We don't believe that we can outsource IT in totality any day. It
is now part of our business and nobody can run our business; we
know our job best. At BPCL, we don't want to waste our resources
on non-value-added services. When it comes to maintenance of hardware,
we outsource only if we find that the vendor can do a much better
job. In terms of communication, we find that our systems work better
and are cheaper than those of any provider's. We outsource maintenance,
and cost is just one of the drivers, not the main driver. We will
never outsource our business processes. If you look at our SAP (an
enterprise-wide management programme) implementation, we have 100
people of which IT (professionals) numbers just 40 people; the rest
are all business people. Today, we supply people to SAP when IT
needs them for implementation (for other companies) since we have
a whole bunch of business specialists trained on SAP.

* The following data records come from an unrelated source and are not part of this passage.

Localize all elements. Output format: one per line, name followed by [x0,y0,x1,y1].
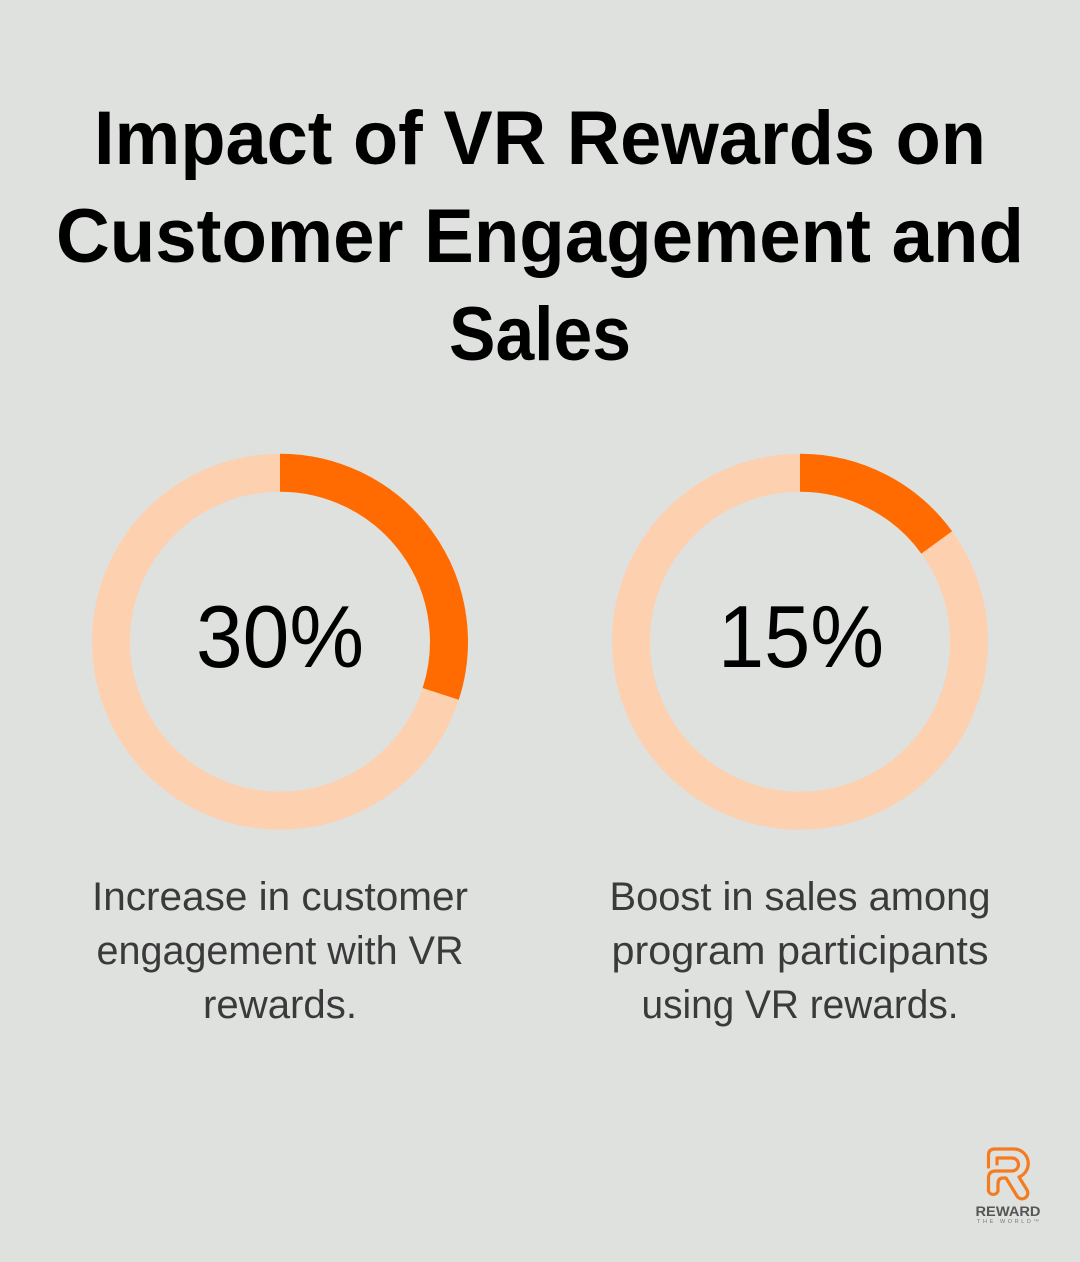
icon: R mark [988,1149,1028,1199]
tagline: THE WORLD™ [977,1219,1039,1225]
title [56,96,1024,377]
panel: 15% sales boost [610,473,990,1027]
donut chart: 30% [111,473,449,811]
description: sales boost: Boost in sales among [610,875,990,919]
title: Impact of VR Rewards on [94,96,986,181]
description: customer engagement [92,875,468,1027]
description: sales boost: program participants [612,929,988,973]
description: sales boost [610,875,990,1027]
value: 30%: 30% [196,587,364,686]
description: sales boost: using VR rewards. [642,983,958,1027]
donut chart: 15% [631,473,969,811]
wordmark: REWARD [976,1204,1041,1219]
description: customer engagement: Increase in customer [92,875,468,919]
title: Sales [449,292,631,377]
description: customer engagement: engagement with VR [96,929,464,973]
logo: Reward the World [976,1149,1041,1225]
description: customer engagement: rewards. [203,983,357,1027]
title: Customer Engagement and [56,194,1024,279]
panel: 30% customer engagement [92,473,468,1027]
value: 15%: 15% [718,587,884,686]
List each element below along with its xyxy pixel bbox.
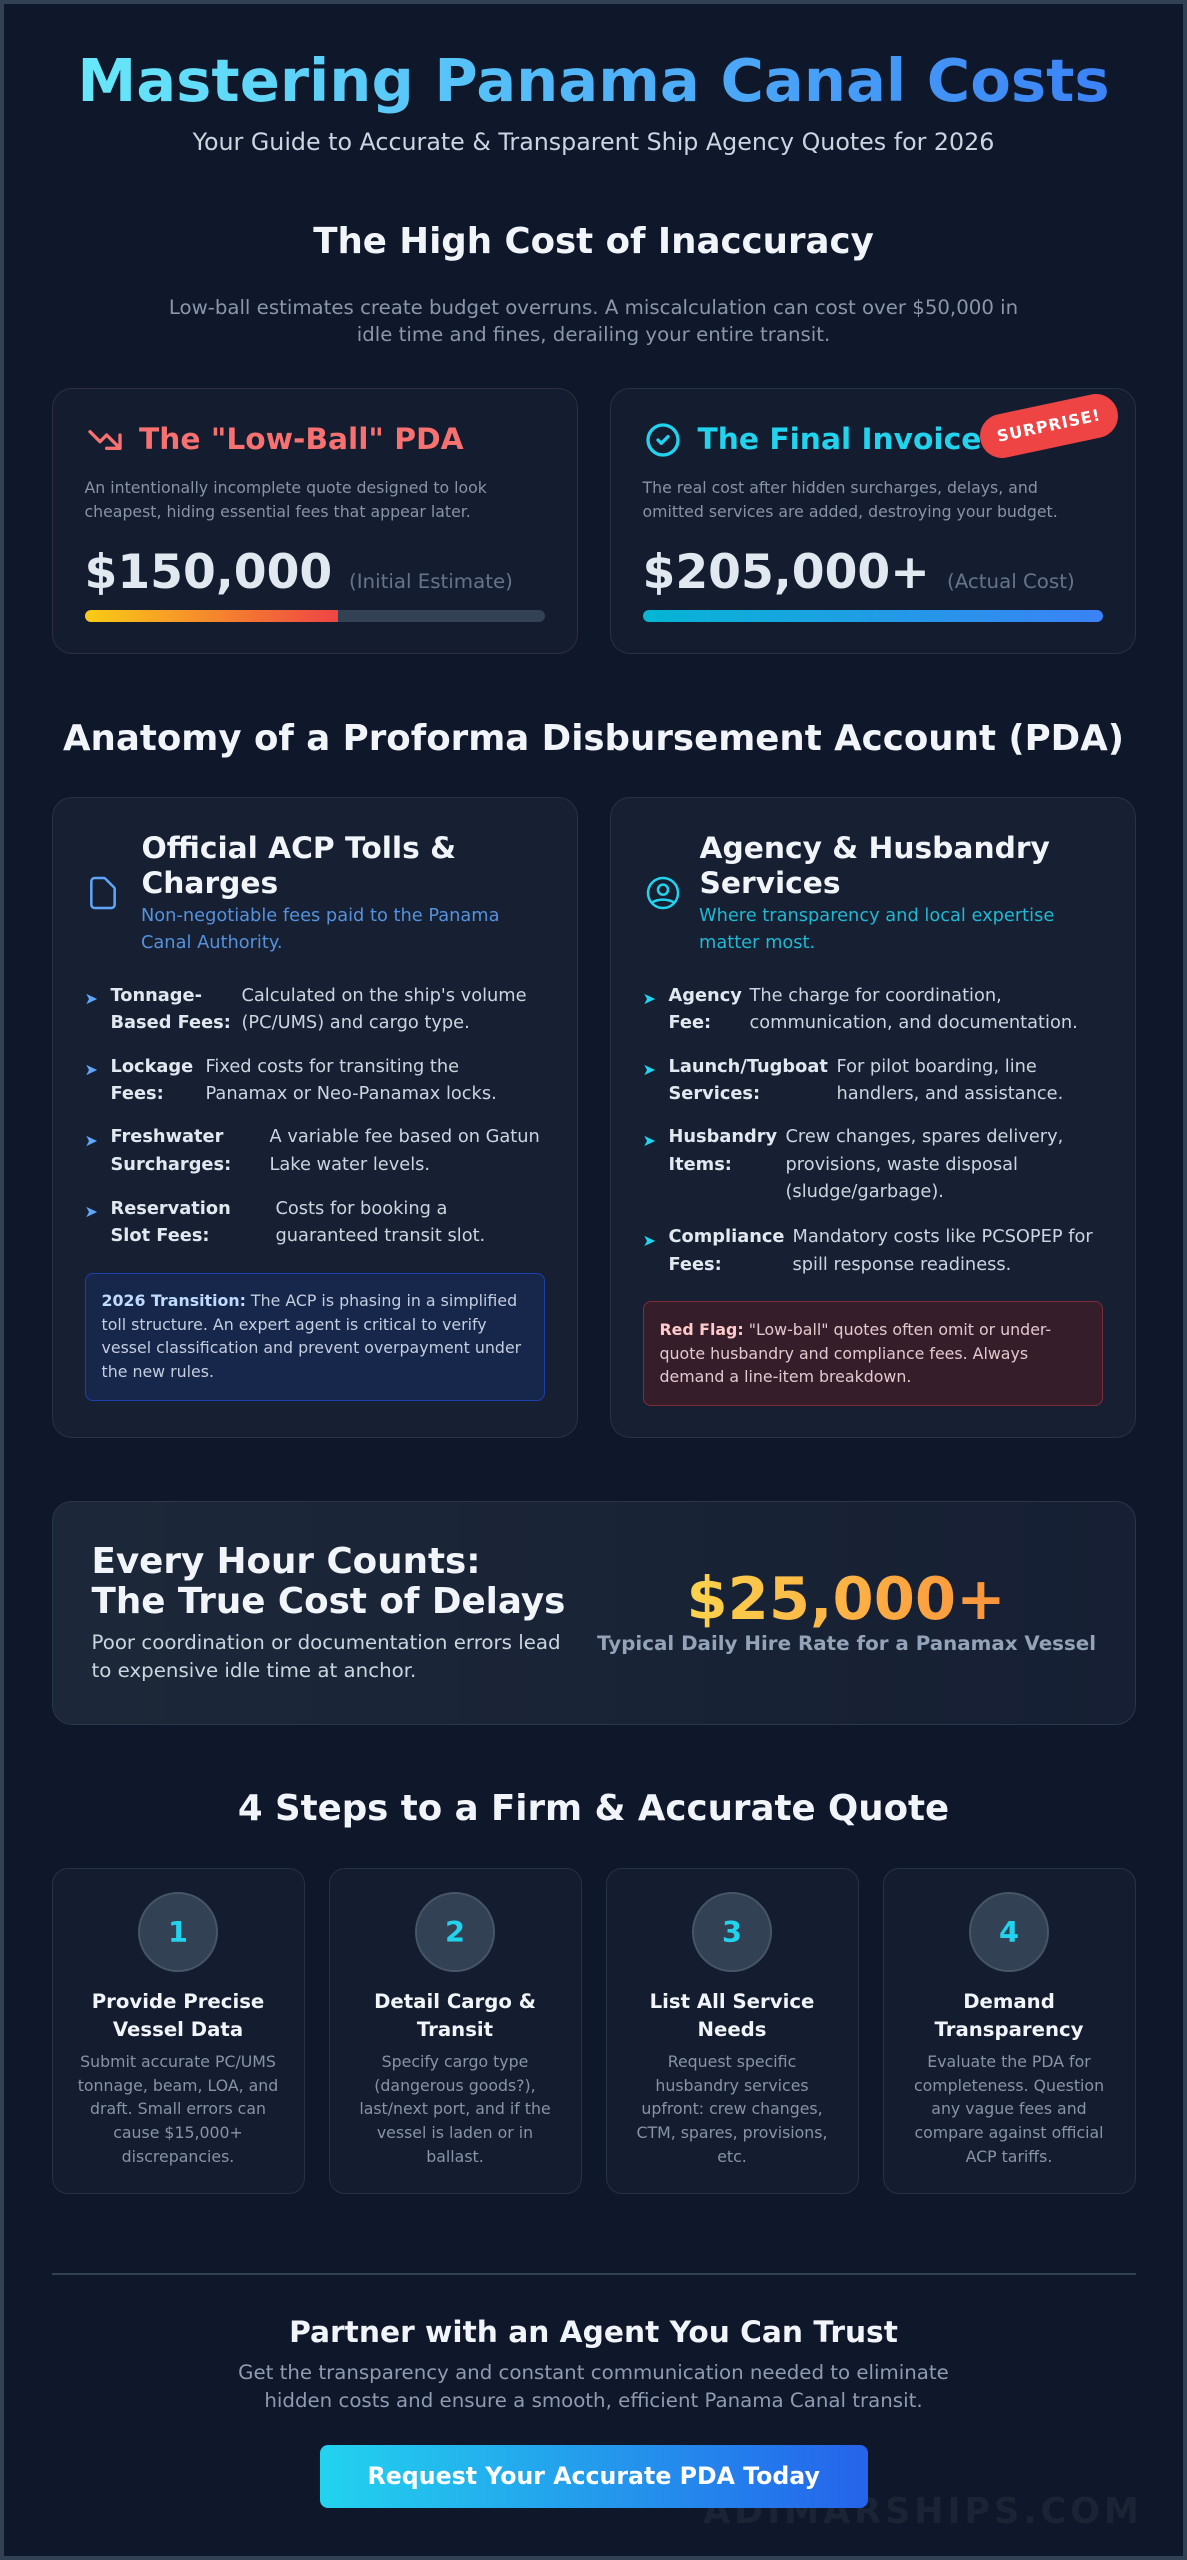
step number: [692, 1892, 772, 1972]
step title: [92, 1990, 264, 2041]
closing paragraph: Get the transparency and constant communication needed to eliminate: [238, 2360, 949, 2384]
callout: 2026 transition: vessel classification and prevent overpayment under: [102, 1338, 521, 1357]
heading: anatomy: Anatomy of a Proforma Disbursement Account (PDA): [63, 718, 1124, 759]
step card 4: [882, 1868, 1136, 2194]
panel subtitle: [141, 904, 500, 953]
list item: husbandry items: provisions, waste disposal: [786, 1154, 1018, 1174]
list item: launch tugboat: [642, 1056, 1063, 1104]
list item: compliance: spill response readiness.: [792, 1254, 1011, 1274]
icon: check circle: [646, 423, 680, 457]
step text: (dangerous goods?),: [374, 2076, 536, 2095]
list item: reservation: ➤: [84, 1202, 98, 1221]
list item: freshwater: Lake water levels.: [270, 1154, 430, 1174]
step title: Vessel Data: [113, 2018, 243, 2041]
step text: upfront: crew changes,: [641, 2099, 823, 2118]
panel heading: Agency & Husbandry: [700, 830, 1050, 866]
step text: Specify cargo type: [382, 2052, 528, 2071]
list item: lockage: Lockage: [110, 1056, 193, 1077]
card description: cheapest, hiding essential fees that appear later.: [84, 502, 471, 521]
panel: official ACP tolls: [52, 797, 578, 1438]
card description: [84, 478, 487, 521]
step text: completeness. Question: [914, 2076, 1104, 2095]
step text: any vague fees and: [931, 2099, 1087, 2118]
card description: [642, 478, 1058, 521]
step title: Detail Cargo &: [374, 1990, 536, 2013]
icon: trending down: [88, 430, 122, 450]
card description: omitted services are added, destroying your budget.: [642, 502, 1058, 521]
step text: CTM, spares, provisions,: [636, 2123, 827, 2142]
price: actual cost: $205,000+: [642, 545, 930, 600]
step number: 2: [445, 1915, 465, 1949]
list item: tonnage: (PC/UMS) and cargo type.: [242, 1012, 470, 1033]
list item: freshwater: Surcharges:: [110, 1154, 231, 1174]
list item: husbandry items: Items:: [668, 1154, 732, 1174]
list item: agency fee: ➤: [642, 989, 656, 1008]
panel: cost of delays: [52, 1501, 1136, 1724]
list item: agency fee: [642, 984, 1078, 1033]
delays paragraph: to expensive idle time at anchor.: [92, 1659, 416, 1682]
list item: compliance: Mandatory costs like PCSOPEP for: [792, 1226, 1093, 1247]
step text: ballast.: [426, 2147, 484, 2166]
list item: reservation: Slot Fees:: [110, 1225, 210, 1246]
price: initial estimate: [84, 545, 513, 600]
step text: [636, 2052, 827, 2166]
step title: Provide Precise: [92, 1990, 264, 2013]
heading: partner: Partner with an Agent You Can Trust: [289, 2314, 898, 2348]
step title: [374, 1990, 536, 2041]
subtitle: Your Guide to Accurate & Transparent Ship Agency Quotes for 2026: [193, 128, 994, 156]
list item: reservation: guaranteed transit slot.: [276, 1225, 485, 1246]
title: Mastering Panama Canal Costs: [77, 46, 1110, 115]
list item: tonnage: ➤: [84, 989, 98, 1008]
price: initial estimate: (Initial Estimate): [349, 570, 513, 593]
panel: low-ball PDA: [52, 388, 578, 654]
step text: compare against official: [914, 2123, 1104, 2142]
step text: etc.: [717, 2147, 747, 2166]
panel subtitle: Non-negotiable fees paid to the Panama: [141, 904, 500, 926]
step title: [934, 1990, 1084, 2041]
step number: [969, 1892, 1049, 1972]
list item: launch tugboat: ➤: [642, 1060, 656, 1079]
step number: [415, 1892, 495, 1972]
step number: 1: [168, 1915, 188, 1949]
step number: 3: [722, 1915, 742, 1949]
list item: tonnage: Based Fees:: [110, 1012, 231, 1033]
step title: Transit: [417, 2018, 493, 2041]
list item: compliance: Compliance: [668, 1226, 784, 1247]
list item: husbandry items: Crew changes, spares delivery,: [786, 1126, 1063, 1147]
panel subtitle: Canal Authority.: [141, 932, 282, 953]
delays heading: [92, 1540, 565, 1622]
list item: reservation: [84, 1198, 485, 1246]
big number: daily hire rate: $25,000+: [686, 1564, 1006, 1633]
heading: 4 steps: 4 Steps to a Firm & Accurate Quote: [238, 1788, 949, 1828]
closing paragraph: hidden costs and ensure a smooth, efficient Panama Canal transit.: [264, 2388, 923, 2412]
icon: document: [90, 876, 116, 910]
price: actual cost: (Actual Cost): [947, 570, 1075, 593]
price: initial estimate: $150,000: [84, 545, 332, 600]
list item: lockage: [84, 1056, 497, 1104]
step text: Submit accurate PC/UMS: [80, 2052, 276, 2071]
step text: tonnage, beam, LOA, and: [78, 2076, 278, 2095]
step number: 4: [999, 1915, 1019, 1949]
callout: 2026 transition: 2026 Transition: The ACP is phasing in a simplified: [102, 1291, 517, 1310]
step text: Request specific: [668, 2052, 796, 2071]
step text: last/next port, and if the: [359, 2099, 551, 2118]
step text: [359, 2052, 551, 2166]
list item: launch tugboat: Services:: [668, 1083, 760, 1104]
big number caption: Typical Daily Hire Rate for a Panamax Vessel: [597, 1632, 1096, 1655]
card description: The real cost after hidden surcharges, delays, and: [642, 478, 1038, 497]
list item: lockage: Fixed costs for transiting the: [206, 1056, 459, 1077]
panel subtitle: Where transparency and local expertise: [699, 904, 1054, 926]
list item: lockage: Fees:: [110, 1083, 164, 1104]
intro paragraph: [169, 296, 1018, 346]
step text: husbandry services: [655, 2076, 809, 2095]
step text: Evaluate the PDA for: [927, 2052, 1091, 2071]
list item: agency fee: Agency: [668, 984, 742, 1006]
delays paragraph: [92, 1631, 561, 1682]
call to action button: [320, 2445, 868, 2508]
progress bar: low-ball: [84, 610, 544, 622]
heading: the high cost of inaccuracy: The High Cost of Inaccuracy: [313, 220, 874, 262]
list item: lockage: Panamax or Neo-Panamax locks.: [206, 1083, 497, 1104]
panel subtitle: matter most.: [699, 932, 815, 953]
step text: draft. Small errors can: [90, 2099, 266, 2118]
panel heading: Services: [700, 866, 841, 901]
badge: surprise: SURPRISE!: [995, 405, 1102, 446]
step title: Demand: [963, 1990, 1055, 2013]
watermark: ADIMARSHIPS.COM: [703, 2491, 1143, 2532]
panel heading: [700, 830, 1050, 901]
list item: reservation: Costs for booking a: [276, 1198, 447, 1218]
step number: [138, 1892, 218, 1972]
list item: launch tugboat: Launch/Tugboat: [668, 1056, 828, 1077]
progress bar: final: [642, 610, 1102, 622]
callout: 2026 transition: the new rules.: [102, 1362, 214, 1381]
list item: tonnage: [84, 984, 527, 1033]
callout: red flag: Red Flag: "Low-ball" quotes often omit or under-: [660, 1320, 1051, 1339]
callout: red flag: demand a line-item breakdown.: [660, 1367, 911, 1386]
list item: tonnage: Tonnage-: [110, 984, 202, 1006]
step title: List All Service: [650, 1990, 814, 2013]
step title: Transparency: [935, 2018, 1083, 2041]
callout: red flag: quote husbandry and compliance fees. Always: [660, 1344, 1028, 1363]
list item: husbandry items: ➤: [642, 1130, 656, 1150]
list item: reservation: Reservation: [110, 1198, 231, 1218]
delays paragraph: Poor coordination or documentation errors lead: [92, 1631, 561, 1654]
card heading: The "Low-Ball" PDA: [139, 422, 464, 457]
list item: tonnage: Calculated on the ship's volume: [242, 984, 527, 1006]
intro paragraph: Low-ball estimates create budget overruns. A miscalculation can cost over $50,000 in: [169, 296, 1018, 318]
list item: freshwater: [84, 1126, 540, 1174]
list item: husbandry items: Husbandry: [668, 1126, 777, 1147]
closing paragraph: [238, 2360, 949, 2412]
badge: surprise: [975, 390, 1122, 462]
icon: user circle: [646, 876, 680, 910]
step text: discrepancies.: [122, 2147, 234, 2166]
panel heading: [142, 830, 456, 901]
list item: compliance: Fees:: [668, 1254, 722, 1274]
step text: [914, 2052, 1104, 2166]
step title: Needs: [698, 2018, 766, 2041]
step card 1: [52, 1868, 304, 2194]
list item: launch tugboat: For pilot boarding, line: [836, 1056, 1037, 1077]
list item: husbandry items: [642, 1126, 1063, 1202]
callout: 2026 transition: toll structure. An expert agent is critical to verify: [102, 1315, 487, 1334]
price: actual cost: [642, 545, 1075, 600]
step text: vessel is laden or in: [377, 2123, 533, 2142]
list item: agency fee: The charge for coordination,: [750, 984, 1002, 1006]
panel heading: Charges: [142, 866, 278, 901]
list item: freshwater: Freshwater: [110, 1126, 223, 1147]
delays heading: Every Hour Counts:: [92, 1540, 481, 1582]
step text: [78, 2052, 278, 2166]
list item: agency fee: Fee:: [668, 1012, 711, 1033]
list item: freshwater: ➤: [84, 1130, 98, 1150]
call to action button: Request Your Accurate PDA Today: [368, 2462, 820, 2490]
callout: red flag: [642, 1301, 1102, 1406]
list item: compliance: [642, 1226, 1093, 1274]
step text: ACP tariffs.: [966, 2147, 1052, 2166]
step card 3: [606, 1868, 858, 2194]
card description: An intentionally incomplete quote designed to look: [84, 478, 487, 497]
panel: final invoice: [610, 388, 1136, 654]
callout: 2026 transition: [84, 1273, 544, 1401]
panel subtitle: [699, 904, 1054, 953]
list item: freshwater: A variable fee based on Gatun: [270, 1126, 540, 1147]
list item: lockage: ➤: [84, 1060, 98, 1079]
panel: agency and husbandry: [610, 797, 1136, 1438]
step text: cause $15,000+: [113, 2123, 243, 2142]
list item: launch tugboat: handlers, and assistance.: [836, 1083, 1063, 1104]
panel heading: Official ACP Tolls &: [142, 830, 456, 866]
step title: [650, 1990, 814, 2041]
delays heading: The True Cost of Delays: [92, 1580, 565, 1622]
card heading: The Final Invoice: [698, 422, 981, 457]
list item: husbandry items: (sludge/garbage).: [786, 1181, 944, 1202]
intro paragraph: idle time and fines, derailing your entire transit.: [357, 323, 830, 346]
step card 2: [328, 1868, 582, 2194]
list item: compliance: ➤: [642, 1230, 656, 1250]
list item: agency fee: communication, and documentation.: [750, 1012, 1078, 1033]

BT: What do you earn from this?
Singh: We charge SAP Rs 15,000 a day
per consultant.
Ghaisas: Does the customer know that
the person coming in is from BPCL?
Singh: They have actually demanded our
personnel on occasion. We have a very regular system of training
and upgrading people; 87 certified SAP consultants in-house.
BT: How is the HLL experience? Do you also have a hidden
business model of hiring out SAP consultants?
K.G. Mohan: No, we have no hidden business
model (laughs); we focus on our core. We are not an IT company.
Fundamentally, as a company we believe in outsourcing. What we can
do better and cheaper outside the company, we will do it across
the board, be it distribution and logistics or IT. What we keep
in the company is intellectual leadership and the capability to
integrate processes. We split IT into three: applications development
support and maintenance, IT infrastructure and IT-enabled processes.
All three are outsourced. For applications, we have a lean core
IT team of 24 at the managerial level and have strategic partnerships
with a range of software houses; it is modular outsourcing with
different partners delivering different value. The in-house team
should be able to integrate the various technologies into a cohesive
solution, boast expertise in business processes, study best practices,
and have the ability to manage projects. Anything that falls outside
this, we outsource at various price points. We have outsourced IT
infrastructure. We have outsourced network operations to Cable &
Wireless, and server and desktop management to hp.
BT: There is clearly a resistance to total IT outsourcing
for various reasons. However, the benefit of outsourcing is best
realised when it is total. How do you resolve this?
Singh: Honestly, we don't see a single
company that is ready in terms of business knowledge integrated
with IT, which is ready to take on total outsourcing today. I want
people with updated skills. This kind of integrated business expertise
is not available.
Prakash: To add to that, many companies
take on the mandate but do not have the competence for total IT
outsourcing and give it to a third party. We are very scared of
this situation where we are explaining our processes to vendor after
vendor.
Karnik: Finally, if you are looking
at radical changes like BPR (business process re-engineering), then
unless you give the whole chunk it doesn't seem to work.